Costs
Contents
Offshore processing is extraordinarily expensive, regularly costing more than $1 billion a year.
The next graph shows the amounts spent on offshore processing, according to figures published in the Department’s annual Portfolio Budget Estimates. These totals amount to $12.1 billion since reopening the offshore processing centres.
However, this is likely to be an underestimate because it counts only costs that are directly attributed to the offshore processing policy. For example, this would not include any foreign aid that was used as part of any resettlement deal (for example, the $40 million Cambodia received as part of its deal to resettle, in the end, a mere seven refugees).
The Australian Government has also provided the total costs paid under the agreements with PNG and Nauru for offshore processing since 2012, by financial year, until 31 January 2022.
Read 'At What Cost'?, an analysis of the costs of offshore processing in 2016
In contrast, the cost of processing people in Australia is comparatively small. This graph compares the costs of processing people in detention, in community detention and on a bridging visa.

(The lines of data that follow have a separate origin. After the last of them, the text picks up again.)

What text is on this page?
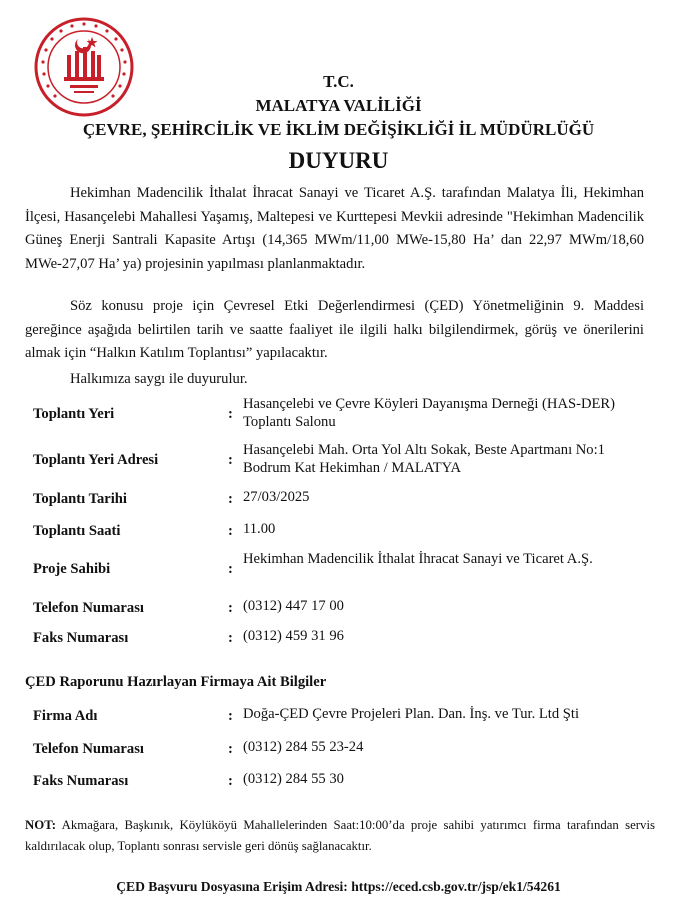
T.C.
MALATYA VALİLİĞİ
ÇEVRE, ŞEHİRCİLİK VE İKLİM DEĞİŞİKLİĞİ İL MÜDÜRLÜĞÜ
DUYURU
Hekimhan Madencilik İthalat İhracat Sanayi ve Ticaret A.Ş. tarafından Malatya İli, Hekimhan İlçesi, Hasançelebi Mahallesi Yaşamış, Maltepesi ve Kurttepesi Mevkii adresinde "Hekimhan Madencilik Güneş Enerji Santrali Kapasite Artışı (14,365 MWm/11,00 MWe-15,80 Ha’ dan 22,97 MWm/18,60 MWe-27,07 Ha’ ya) projesinin yapılması planlanmaktadır.
Söz konusu proje için Çevresel Etki Değerlendirmesi (ÇED) Yönetmeliğinin 9. Maddesi gereğince aşağıda belirtilen tarih ve saatte faaliyet ile ilgili halkı bilgilendirmek, görüş ve önerilerini almak için “Halkın Katılım Toplantısı” yapılacaktır.
Halkımıza saygı ile duyurulur.
Toplantı Yeri	:
Hasançelebi ve Çevre Köyleri Dayanışma Derneği (HAS-DER) Toplantı Salonu
Toplantı Yeri Adresi	:
Hasançelebi Mah. Orta Yol Altı Sokak, Beste Apartmanı No:1 Bodrum Kat Hekimhan / MALATYA
Toplantı Tarihi	: 27/03/2025
Toplantı Saati	: 11.00
Proje Sahibi	:
Hekimhan Madencilik İthalat İhracat Sanayi ve Ticaret A.Ş.
Telefon Numarası	: (0312) 447 17 00
Faks Numarası	: (0312) 459 31 96
ÇED Raporunu Hazırlayan Firmaya Ait Bilgiler
Firma Adı	: Doğa-ÇED Çevre Projeleri Plan. Dan. İnş. ve Tur. Ltd Şti
Telefon Numarası	: (0312) 284 55 23-24
Faks Numarası	: (0312) 284 55 30
NOT: Akmağara, Başkınık, Köylüköyü Mahallelerinden Saat:10:00’da proje sahibi yatırımcı firma tarafından servis kaldırılacak olup, Toplantı sonrası servisle geri dönüş sağlanacaktır.
ÇED Başvuru Dosyasına Erişim Adresi: https://eced.csb.gov.tr/jsp/ek1/54261
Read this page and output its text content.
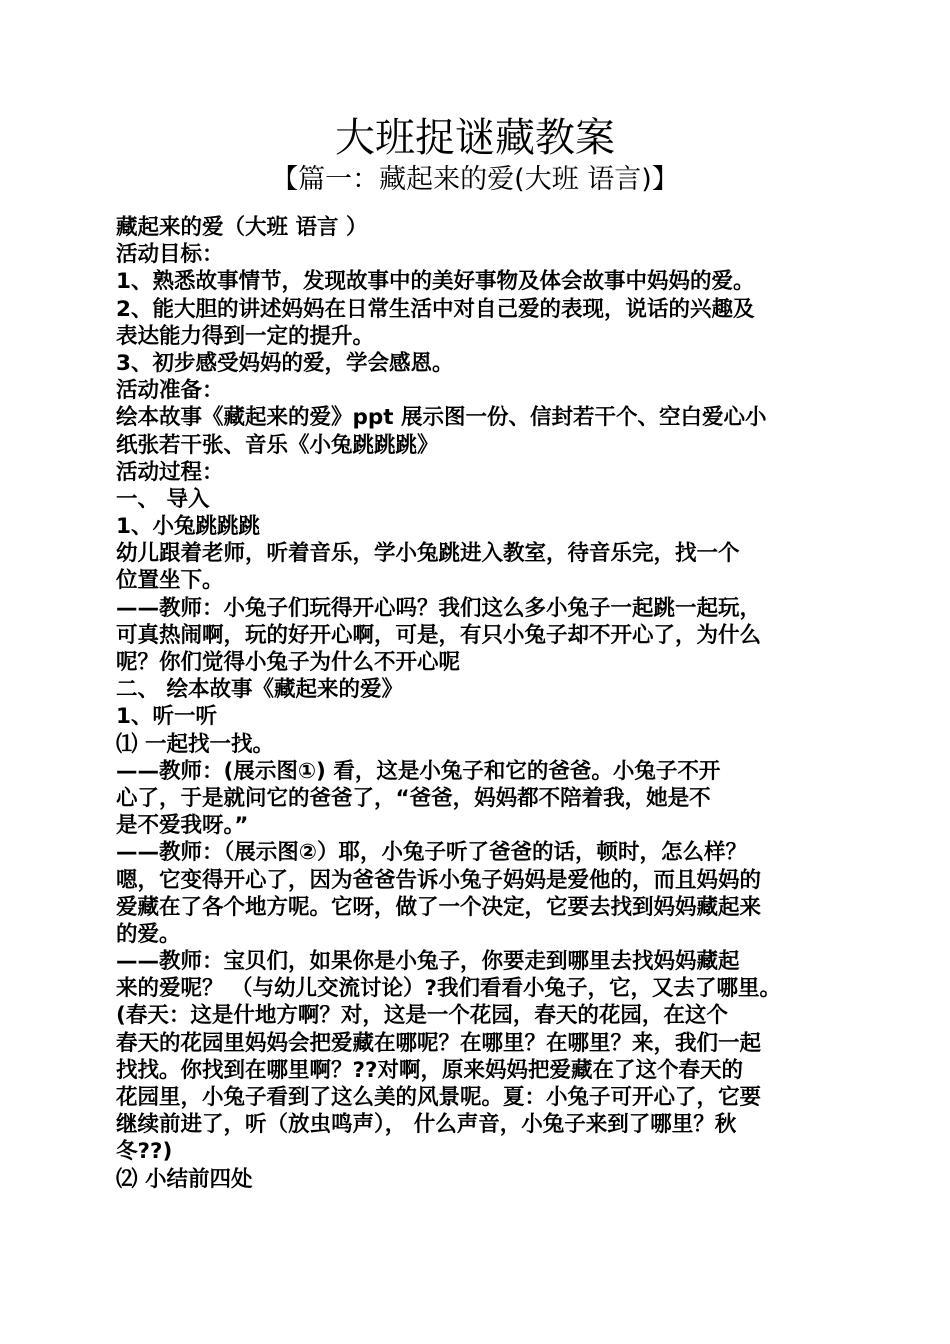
大班捉谜藏教案
【篇一：藏起来的爱(大班 语言)】
藏起来的爱（大班 语言 ）
活动目标：
1、熟悉故事情节，发现故事中的美好事物及体会故事中妈妈的爱。
2、能大胆的讲述妈妈在日常生活中对自己爱的表现，说话的兴趣及
表达能力得到一定的提升。
3、初步感受妈妈的爱，学会感恩。
活动准备：
绘本故事《藏起来的爱》ppt 展示图一份、信封若干个、空白爱心小
纸张若干张、音乐《小兔跳跳跳》
活动过程：
一、 导入
1、小兔跳跳跳
幼儿跟着老师，听着音乐，学小兔跳进入教室，待音乐完，找一个
位置坐下。
——教师：小兔子们玩得开心吗？我们这么多小兔子一起跳一起玩，
可真热闹啊，玩的好开心啊，可是，有只小兔子却不开心了，为什么
呢？你们觉得小兔子为什么不开心呢
二、 绘本故事《藏起来的爱》
1、听一听
⑴ 一起找一找。
——教师：(展示图①) 看，这是小兔子和它的爸爸。小兔子不开
心了，于是就问它的爸爸了，“爸爸，妈妈都不陪着我，她是不
是不爱我呀。”
——教师：（展示图②）耶，小兔子听了爸爸的话，顿时，怎么样？
嗯，它变得开心了，因为爸爸告诉小兔子妈妈是爱他的，而且妈妈的
爱藏在了各个地方呢。它呀，做了一个决定，它要去找到妈妈藏起来
的爱。
——教师：宝贝们，如果你是小兔子，你要走到哪里去找妈妈藏起
来的爱呢？ （与幼儿交流讨论）?我们看看小兔子，它，又去了哪里。
(春天：这是什地方啊？对，这是一个花园，春天的花园，在这个
春天的花园里妈妈会把爱藏在哪呢？在哪里？在哪里？来，我们一起
找找。你找到在哪里啊？??对啊，原来妈妈把爱藏在了这个春天的
花园里，小兔子看到了这么美的风景呢。夏：小兔子可开心了，它要
继续前进了，听（放虫鸣声）， 什么声音，小兔子来到了哪里？秋
冬??)
⑵ 小结前四处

This is also in contrast to Australia's declining contribution to UNHCR (in 2021, just $22.7 million), as illustrated below.
Of course, many of the people who came just before those in offshore processing are now working lawfully in the community and paying taxes.
There have been extraordinary costs, such as the $87 million in visa fees paid to the Nauruan government (as at 30 September 2018) - because we pay Nauru a visa fee of $2,000 a month for each refugee and $1,000 a month for each person seeking asylum, and another $1,050 annually for each service provider.
We have also paid nearly half a million dollars a month for 'staff bedsit accommodation' in a hotel ($429,660 per month) with a total contract of $19.26 million for the leasing of that hotel. We have spent $38.5 million upgrading Nauru's hospital, and $23.1 million building Bomana immigration detention centre in PNG.
The list of contracts for our offshore processing regime is extensive. More than $5 million has been paid to one company providing air services to Nauru, and nearly $20 million to another company leasing accommodation in PNG.
Yet the amount seen by refugees and people seeking asylum themselves is tiny. For example, single adults in Nauru Regional Processing Centre received $110 per fortnight in income support (in 2017).